Showing papers by "Peter C. M. Molenaar published in 1982"

Neural and non-neural acetylcholine in the rat diaphragm.

Abstract: The compartmentation of acetylcholine (ACh) and of choline acetyltransferase in the rat diaphragm was analysed by measuring their contents in muscle segments containing endplates (e.p.) and endplate-free segments (non-e.p.) at different times following section of the phrenic nerve. In addition ACh release was determined before and after denervation. Freshly dissected hemidiaphragms contained about 125 pmol of ACh; more than 90% of this was localized in the e.p. portion. Between 10 and 18 h after denervation the ACh content of the e.p. portion decreased by 80% and its ACh concentration became approximately equal to that in the non-e.p. region, whose ACh content did not change. Spontaneous release of ACh was reduced by denervation and ACh release evoked by 50 mM KCl was practically abolished. Choline acetyltransferase activity in freshly dissected preparations was about 30 nmol of ACh per gram per hour, K$_{\text{m}}$ 0.5 mM. About 65% of the enzyme disappeared in the first 24 h and the remaining 35% between 24 and 50 h after denervation. A different enzyme capable of ACh synthesis was found in the muscle fibres; its activity did not decrease after denervation. It is concluded that about 70% of the ACh in the diaphragm is contained in the motor nerve terminals, about 10% in the intramuscular nerve fibres and the remainder in the muscle fibres, and that about 65% of choline acetyltransferase is in the motor terminals and 35% in the nerve fibres.

Free and bound acetylcholine in frog muscle.

Abstract: 1. Frog sartorius muscles were divided into end-plate containing (e.p.) and end-plate-free (non-e.p.) segments or homogenized in Ringer solution at 0 degrees C in the presence or absence of added acetylcholinesterase from electric eel. ACh was extracted from the tissue or from the homogenates and measured by mass fragmentography. 2. The concentration of ACh in non-e.p. segments was about six times lower than that in e.p. segments. 3. Homogenization of muscles in Ringer caused the hydrolysis of a small fraction ('free-1') of total ACh; addition of extra acetylcholinesterase caused hydrolysis of another, greater, fraction ('free-2' ACh). The esterase-resistant ('bound') ACh was stable at 0 degrees C up to 15 min of incubation. 4. Denervation for 15 days, which caused the disappearance of the nerve terminals, did not influence ACh in non-e.p. segments, but reduced total and bound ACh by about 75%, and free-2 ACh by 90%. 5. Treatment with La3+ ions, which caused the disappearance of synaptic vesicles, did not influence total ACh, but reduced bound ACh by 75%, whereas free-1 and free-2 ACh were increased. 6. Electrical stimulation of the nerve at 5 sec-1 or incubation with 50 mM-KCl did not affect ACh in the non-e.p. segments, but reduced by roughly 60% total, bound, and free ACh. 7. It is concluded that about 75% of bound ACh derives from synaptic vesicles, corresponding to 11,000 molecules per vesicle, and 25% from non-neural ACh; that free-1 and free-2 ACh derive mainly from the nerve terminal cytoplasm, although they may be contaminated by vesicular ACh.

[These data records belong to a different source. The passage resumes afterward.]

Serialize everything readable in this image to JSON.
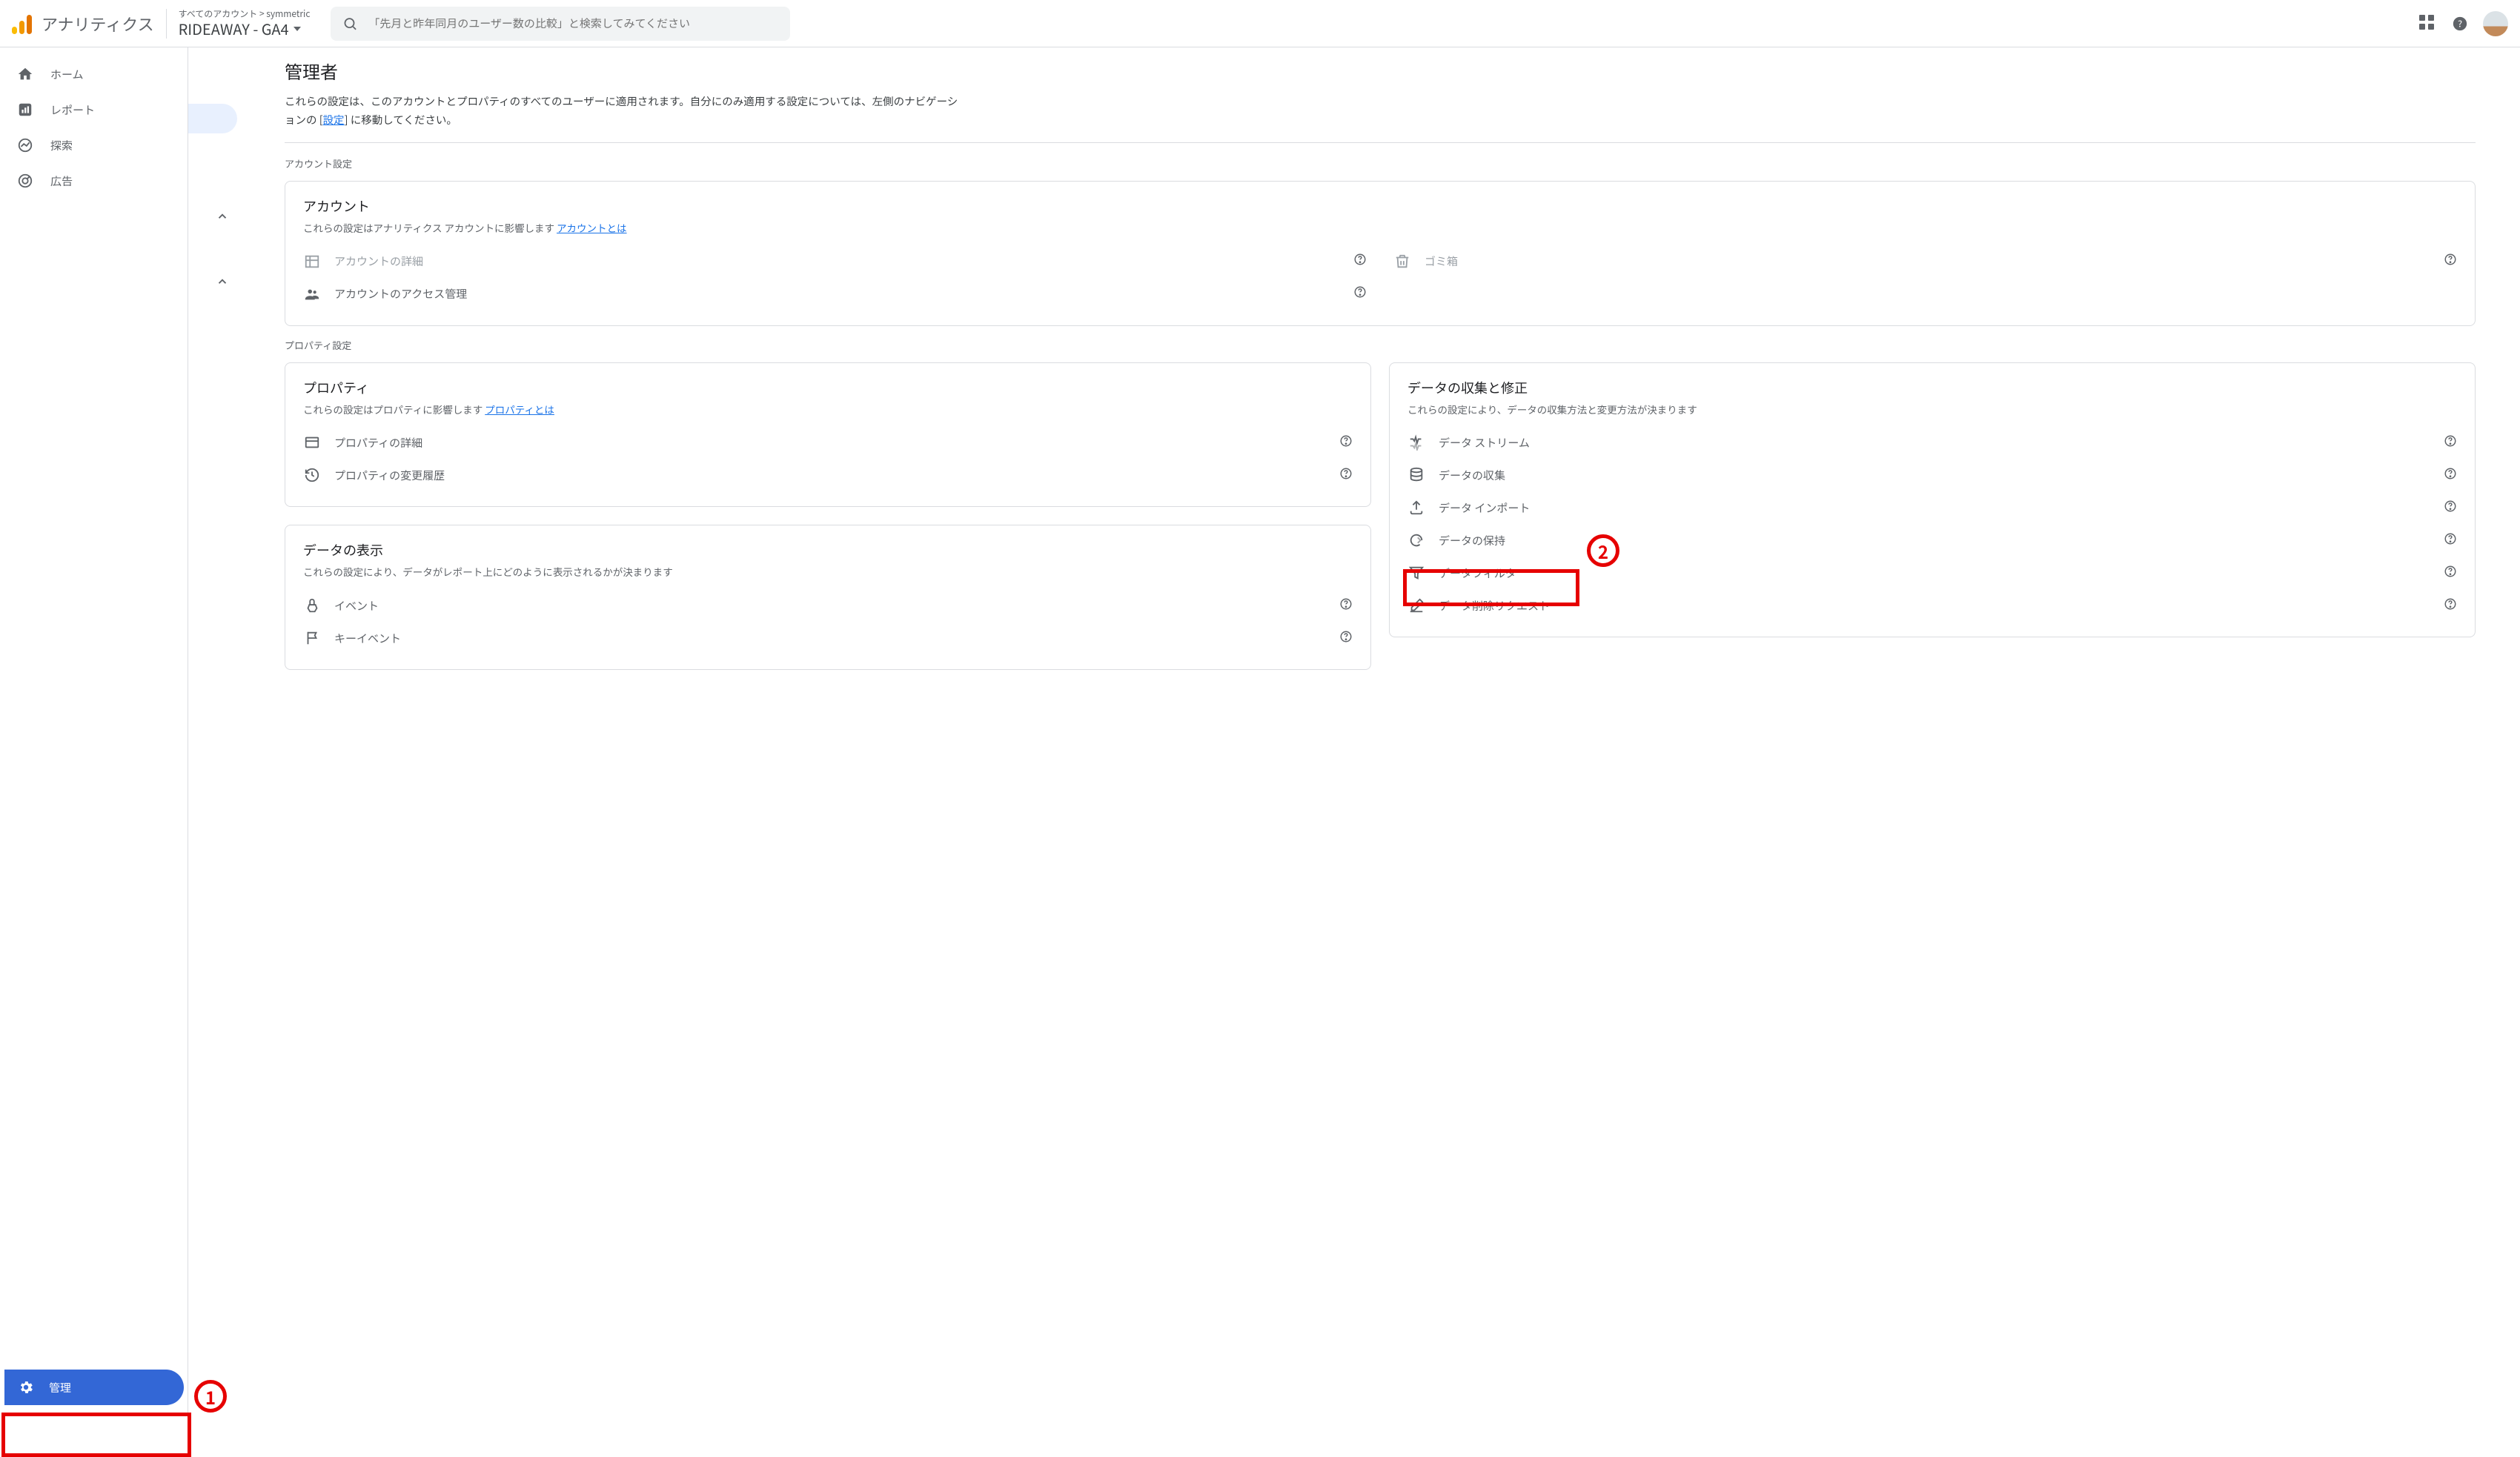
{
  "header": {
    "app_title": "アナリティクス",
    "breadcrumb": "すべてのアカウント > symmetric",
    "property": "RIDEAWAY - GA4",
    "search_placeholder": "「先月と昨年同月のユーザー数の比較」と検索してみてください"
  },
  "sidebar": {
    "items": [
      {
        "label": "ホーム"
      },
      {
        "label": "レポート"
      },
      {
        "label": "探索"
      },
      {
        "label": "広告"
      }
    ],
    "admin_label": "管理"
  },
  "page": {
    "title": "管理者",
    "desc_pre": "これらの設定は、このアカウントとプロパティのすべてのユーザーに適用されます。自分にのみ適用する設定については、左側のナビゲーションの [",
    "desc_link": "設定",
    "desc_post": "] に移動してください。"
  },
  "sections": {
    "account_label": "アカウント設定",
    "property_label": "プロパティ設定"
  },
  "cards": {
    "account": {
      "title": "アカウント",
      "desc_pre": "これらの設定はアナリティクス アカウントに影響します ",
      "desc_link": "アカウントとは",
      "entries_left": [
        {
          "label": "アカウントの詳細"
        },
        {
          "label": "アカウントのアクセス管理"
        }
      ],
      "entries_right": [
        {
          "label": "ゴミ箱"
        }
      ]
    },
    "property": {
      "title": "プロパティ",
      "desc_pre": "これらの設定はプロパティに影響します ",
      "desc_link": "プロパティとは",
      "entries": [
        {
          "label": "プロパティの詳細"
        },
        {
          "label": "プロパティの変更履歴"
        }
      ]
    },
    "display": {
      "title": "データの表示",
      "desc": "これらの設定により、データがレポート上にどのように表示されるかが決まります",
      "entries": [
        {
          "label": "イベント"
        },
        {
          "label": "キーイベント"
        }
      ]
    },
    "collect": {
      "title": "データの収集と修正",
      "desc": "これらの設定により、データの収集方法と変更方法が決まります",
      "entries": [
        {
          "label": "データ ストリーム"
        },
        {
          "label": "データの収集"
        },
        {
          "label": "データ インポート"
        },
        {
          "label": "データの保持"
        },
        {
          "label": "データフィルタ"
        },
        {
          "label": "データ削除リクエスト"
        }
      ]
    }
  },
  "annotations": {
    "one": "1",
    "two": "2"
  }
}
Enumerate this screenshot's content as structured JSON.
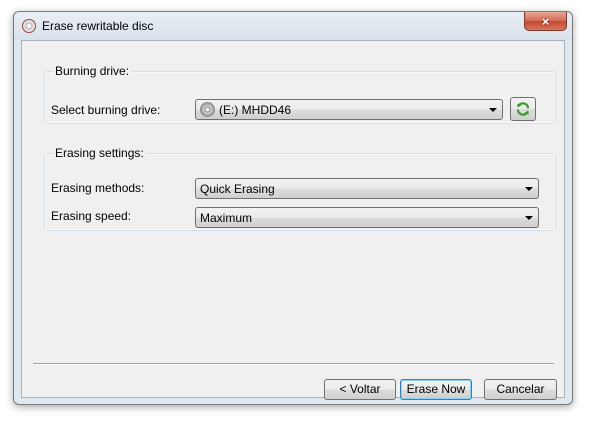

Eaton-Lambert syndrome: acetylcholine and choline acetyltransferase in skeletal muscle.

Abstract: In biopsied intercostal muscle from six patients with Eaton-Lambert syndrome, we measured acetylcholine content and release and choline acetyltransferase. Both the spontaneous and the KCl-evoked release of acetylcholine were abnormally low. On the other hand, the acetylcholine content and the level of choline acetyltransferase activity were within the range of values earlier found in healthy human intercostal muscle. These results are consistent with the view that the defect in this syndrome lies not in the synthesis or storage of the transmitter but in the mechanism of release itself.